Splice

The livin’ is easy: Summer welcomes epic movie selection with some familiar faces

Illustration by Micah Benson | Art Director

I’ve always loved writing about movies. There’s a creative freedom in losing yourself for two hours in a story onscreen, then sitting down and gathering your thoughts on a page.

Whether it’s a drama, comedy, fantasy adventure or historical biopic, movie reviewing is the liberty to write about everything and anything.

As a timid freshman stepping into The Daily Orange house for the first time, I imagined writing the Splice page one day. Now four years later, typing my last one, it seems only fitting to end with a summer movie preview — sifting through all the wildly different stories lighting the big screen from May to August.
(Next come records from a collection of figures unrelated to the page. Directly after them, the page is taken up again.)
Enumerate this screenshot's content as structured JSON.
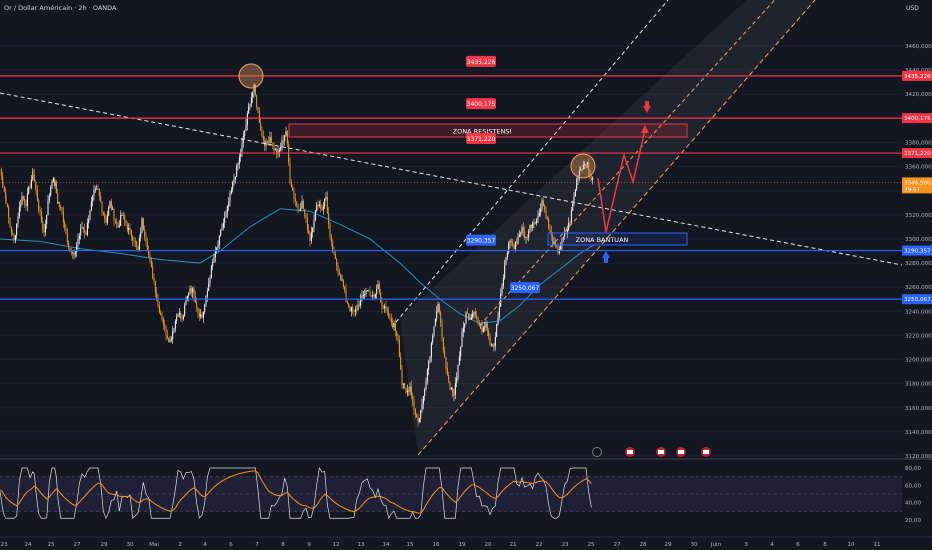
{
  "header": {
    "title": "Or / Dollar Américain · 2h · OANDA"
  },
  "colors": {
    "bg": "#131722",
    "grid": "#1e222d",
    "up": "#ffffff",
    "down": "#f5a023",
    "red": "#f23645",
    "blue": "#2962ff",
    "orange": "#f7a35c",
    "ma": "#2a8fbd",
    "rsi": "#e0e0e0",
    "rsi_ma": "#f7931e"
  },
  "price_axis": {
    "currency": "USD",
    "ticks": [
      "3460,000",
      "3440,000",
      "3420,000",
      "3400,000",
      "3380,000",
      "3360,000",
      "3340,000",
      "3320,000",
      "3300,000",
      "3280,000",
      "3260,000",
      "3240,000",
      "3220,000",
      "3200,000",
      "3180,000",
      "3160,000",
      "3140,000",
      "3120,000"
    ],
    "current_price": "3346,900",
    "countdown": "29:57"
  },
  "rsi_axis": {
    "ticks": [
      "80,00",
      "60,00",
      "40,00",
      "20,00"
    ]
  },
  "time_axis": {
    "labels": [
      "23",
      "24",
      "25",
      "27",
      "29",
      "30",
      "Mai",
      "2",
      "4",
      "6",
      "7",
      "8",
      "9",
      "12",
      "13",
      "14",
      "15",
      "16",
      "19",
      "20",
      "21",
      "22",
      "23",
      "25",
      "27",
      "28",
      "29",
      "30",
      "Juin",
      "3",
      "4",
      "6",
      "8",
      "10",
      "11"
    ]
  },
  "levels": [
    {
      "id": "r1",
      "value": 3435.226,
      "label": "3435,226",
      "color": "#f23645"
    },
    {
      "id": "r2",
      "value": 3400.175,
      "label": "3400,175",
      "color": "#f23645"
    },
    {
      "id": "r3",
      "value": 3371.22,
      "label": "3371,220",
      "color": "#f23645"
    },
    {
      "id": "s1",
      "value": 3290.357,
      "label": "3290,357",
      "color": "#2962ff"
    },
    {
      "id": "s2",
      "value": 3250.067,
      "label": "3250,067",
      "color": "#2962ff"
    }
  ],
  "zones": {
    "resistance": "ZONA RESISTENSI",
    "support": "ZONA BANTUAN"
  },
  "chart_data": {
    "type": "candlestick",
    "title": "Or / Dollar Américain · 2h · OANDA",
    "ylim": [
      3120,
      3470
    ],
    "close_path": [
      [
        0,
        3358
      ],
      [
        3,
        3345
      ],
      [
        6,
        3332
      ],
      [
        10,
        3310
      ],
      [
        14,
        3298
      ],
      [
        18,
        3320
      ],
      [
        22,
        3335
      ],
      [
        26,
        3330
      ],
      [
        30,
        3345
      ],
      [
        33,
        3355
      ],
      [
        36,
        3340
      ],
      [
        40,
        3320
      ],
      [
        44,
        3305
      ],
      [
        48,
        3330
      ],
      [
        52,
        3350
      ],
      [
        55,
        3345
      ],
      [
        58,
        3330
      ],
      [
        62,
        3322
      ],
      [
        66,
        3305
      ],
      [
        70,
        3290
      ],
      [
        74,
        3285
      ],
      [
        78,
        3300
      ],
      [
        82,
        3310
      ],
      [
        86,
        3305
      ],
      [
        90,
        3325
      ],
      [
        94,
        3338
      ],
      [
        98,
        3340
      ],
      [
        102,
        3325
      ],
      [
        106,
        3315
      ],
      [
        110,
        3330
      ],
      [
        114,
        3318
      ],
      [
        118,
        3310
      ],
      [
        122,
        3320
      ],
      [
        126,
        3312
      ],
      [
        130,
        3305
      ],
      [
        134,
        3300
      ],
      [
        138,
        3290
      ],
      [
        142,
        3315
      ],
      [
        146,
        3300
      ],
      [
        150,
        3280
      ],
      [
        154,
        3265
      ],
      [
        158,
        3245
      ],
      [
        162,
        3235
      ],
      [
        166,
        3222
      ],
      [
        170,
        3215
      ],
      [
        174,
        3228
      ],
      [
        178,
        3240
      ],
      [
        182,
        3232
      ],
      [
        186,
        3248
      ],
      [
        190,
        3260
      ],
      [
        194,
        3255
      ],
      [
        198,
        3240
      ],
      [
        202,
        3235
      ],
      [
        206,
        3250
      ],
      [
        210,
        3270
      ],
      [
        214,
        3285
      ],
      [
        218,
        3295
      ],
      [
        222,
        3310
      ],
      [
        226,
        3320
      ],
      [
        230,
        3335
      ],
      [
        234,
        3350
      ],
      [
        238,
        3362
      ],
      [
        242,
        3378
      ],
      [
        246,
        3395
      ],
      [
        250,
        3415
      ],
      [
        254,
        3425
      ],
      [
        258,
        3405
      ],
      [
        262,
        3385
      ],
      [
        266,
        3378
      ],
      [
        270,
        3385
      ],
      [
        274,
        3375
      ],
      [
        278,
        3370
      ],
      [
        282,
        3380
      ],
      [
        286,
        3390
      ],
      [
        290,
        3350
      ],
      [
        294,
        3335
      ],
      [
        298,
        3325
      ],
      [
        302,
        3330
      ],
      [
        306,
        3315
      ],
      [
        310,
        3300
      ],
      [
        314,
        3318
      ],
      [
        318,
        3330
      ],
      [
        322,
        3325
      ],
      [
        326,
        3335
      ],
      [
        330,
        3300
      ],
      [
        334,
        3285
      ],
      [
        338,
        3275
      ],
      [
        342,
        3265
      ],
      [
        346,
        3250
      ],
      [
        350,
        3242
      ],
      [
        354,
        3238
      ],
      [
        358,
        3245
      ],
      [
        362,
        3250
      ],
      [
        366,
        3258
      ],
      [
        370,
        3255
      ],
      [
        374,
        3250
      ],
      [
        378,
        3262
      ],
      [
        382,
        3245
      ],
      [
        386,
        3240
      ],
      [
        390,
        3232
      ],
      [
        394,
        3228
      ],
      [
        398,
        3218
      ],
      [
        402,
        3180
      ],
      [
        406,
        3172
      ],
      [
        410,
        3178
      ],
      [
        414,
        3160
      ],
      [
        418,
        3148
      ],
      [
        422,
        3162
      ],
      [
        426,
        3185
      ],
      [
        430,
        3205
      ],
      [
        434,
        3230
      ],
      [
        438,
        3245
      ],
      [
        442,
        3220
      ],
      [
        446,
        3190
      ],
      [
        450,
        3175
      ],
      [
        454,
        3172
      ],
      [
        458,
        3195
      ],
      [
        462,
        3220
      ],
      [
        466,
        3238
      ],
      [
        470,
        3235
      ],
      [
        474,
        3242
      ],
      [
        478,
        3230
      ],
      [
        482,
        3225
      ],
      [
        486,
        3232
      ],
      [
        490,
        3215
      ],
      [
        494,
        3212
      ],
      [
        498,
        3235
      ],
      [
        502,
        3260
      ],
      [
        506,
        3285
      ],
      [
        510,
        3300
      ],
      [
        514,
        3292
      ],
      [
        518,
        3302
      ],
      [
        522,
        3308
      ],
      [
        526,
        3300
      ],
      [
        530,
        3310
      ],
      [
        534,
        3315
      ],
      [
        538,
        3318
      ],
      [
        542,
        3332
      ],
      [
        546,
        3320
      ],
      [
        550,
        3305
      ],
      [
        554,
        3295
      ],
      [
        558,
        3290
      ],
      [
        562,
        3298
      ],
      [
        566,
        3305
      ],
      [
        570,
        3315
      ],
      [
        574,
        3335
      ],
      [
        578,
        3355
      ],
      [
        582,
        3360
      ],
      [
        586,
        3365
      ],
      [
        590,
        3352
      ],
      [
        594,
        3347
      ]
    ],
    "annotations": [
      "ZONA RESISTENSI",
      "ZONA BANTUAN"
    ]
  }
}
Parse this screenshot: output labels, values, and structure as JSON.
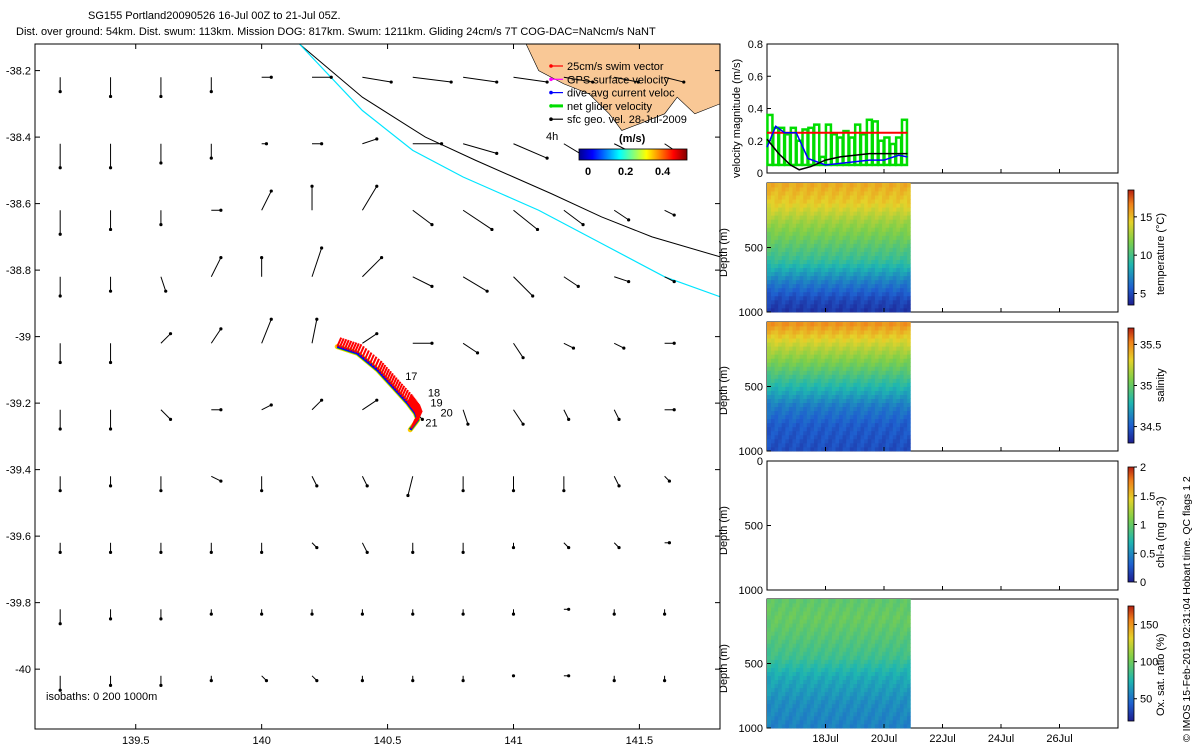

To anyone who thinks May isn’t summer yet, Hollywood disagrees.

May 3: Terrorist mastermind The Mandarin (Ben Kingsley) blows up Tony Stark’s cool mansion in “Iron Man 3.” Revenge ensues.



May 10: Leo DiCaprio stars in Baz Luhrmann’s (“Moulin Rouge!”) glitzy 3-D adaptation of “The Great Gatsby,” with a bizarre pop soundtrack featuring Jay-Z, Beyoncé, Jack White and Gotye.

May 17: The hip, young USS Enterprise crew returns to stop a mass terrorist (with actor Benedict Cumberbatch rumored to play Khan) as they “Star Trek Into Darkness.”

May 24: We promise, “The Hangover Part III” is totally different this time, and “Fast & Furious 6” is definitely not another extravagant 90-minute car chase.

May 31: Vegas magicians Jesse Eisenberg and Woody Harrelson pull clever bank heists in “Now You See Me.” Space rangers Will and Jaden Smith are stranded on a perilous planet in “After Earth,” another thinly veiled climate change sermon from M. Night Shyamalan.

June is all about the apocalypse, little Monsters and Superman.

June 7: “Buffy” and ”Firefly” creator Joss Whedon follows up “The Avengers” with a black-and-white adaptation of “Much Ado About Nothing” filmed at his house. In “The Internship,” Vince Vaughn and Owen Wilson pretend it’s 2005, and people still think they’re funny.

June 14: Director Zack Snyder (“300”) and producer Christopher Nolan (“The Dark Knight” trilogy) reinvent Superman as a brooding, edgy dude in “Man of Steel.” Emma Watson robs A-list mansions for director Sofia Coppola in “The Bling Ring.”

June 21: We can’t wait for Mike and Sully as awkward college scarers in “Monsters University.” Brad Pitt’s foray into the zombie-craze features undead hordes swarming like bees in “World War Z.”

June 28: Sandra Bullock and Melissa McCarthy are mismatched buddy cops in “The Heat.” Those pesky terrorists are wreaking havoc again in “White House Down,” in which this time Channing Tatum saves President Jamie Foxx. Dead policemen Jeff Bridges and Ryan Reynolds kick some ghoul and demon ass in “R.I.P.D” (Rest in Peace Department).

Johnny Depp and giant sea monsters invade July.

July 3: Johnny Depp is the offbeat Tonto to Armie Hammer’s “The Lone Ranger.”

July 12: Michael Cera goes on a psychedelic drug trip in “Crystal Fairy.” Giant MechWarriors fighting giant sea monsters in director Guillermo del Toro’s “Pacific Rim.”

July 19: “Only God Forgives” gangster Ryan Gosling in this Bangkok-set thriller from the director of “Drive.”

July 26: Sundance favorite “Fruitvale” chronicles a tragic accidental shooting. Alec Baldwin and Cate Blanchett are Woody Allen’s latest muses in “Blue Jasmine.” Hugh Jackman takes his claws and sideburns to Japan in “The Wolverine.”

August is going to kick ass, for more reasons than one.

Aug. 2: A quirky romance steals everyone’s hearts again in Sundance hit “The Spectacular Now.” Buckets of blood, rippling abs and slow-motion sword fights galore in “300: Rise of An Empire.”

Aug. 9: Matt Damon leads “District 9” director Neil Blomkamp’s high-concept dystopian sci-fi thriller “Elysium.”

Aug. 16: New DIY heroes like Colonel Stars and Stripes (Jim Carrey) join Kick-Ass and Hit-Girl in “Kick-Ass 2.”

Aug. 23: Simon Pegg, Nick Frost and director Edgar Wright cap off their Blood and Ice Cream Trilogy (“Shaun of the Dead,” “Hot Fuzz”) with apocalypse comedy “The World’s End.”

Writing the Splice column has been an absolute pleasure, so for those who’ve stuck with me to the end, thank you for reading.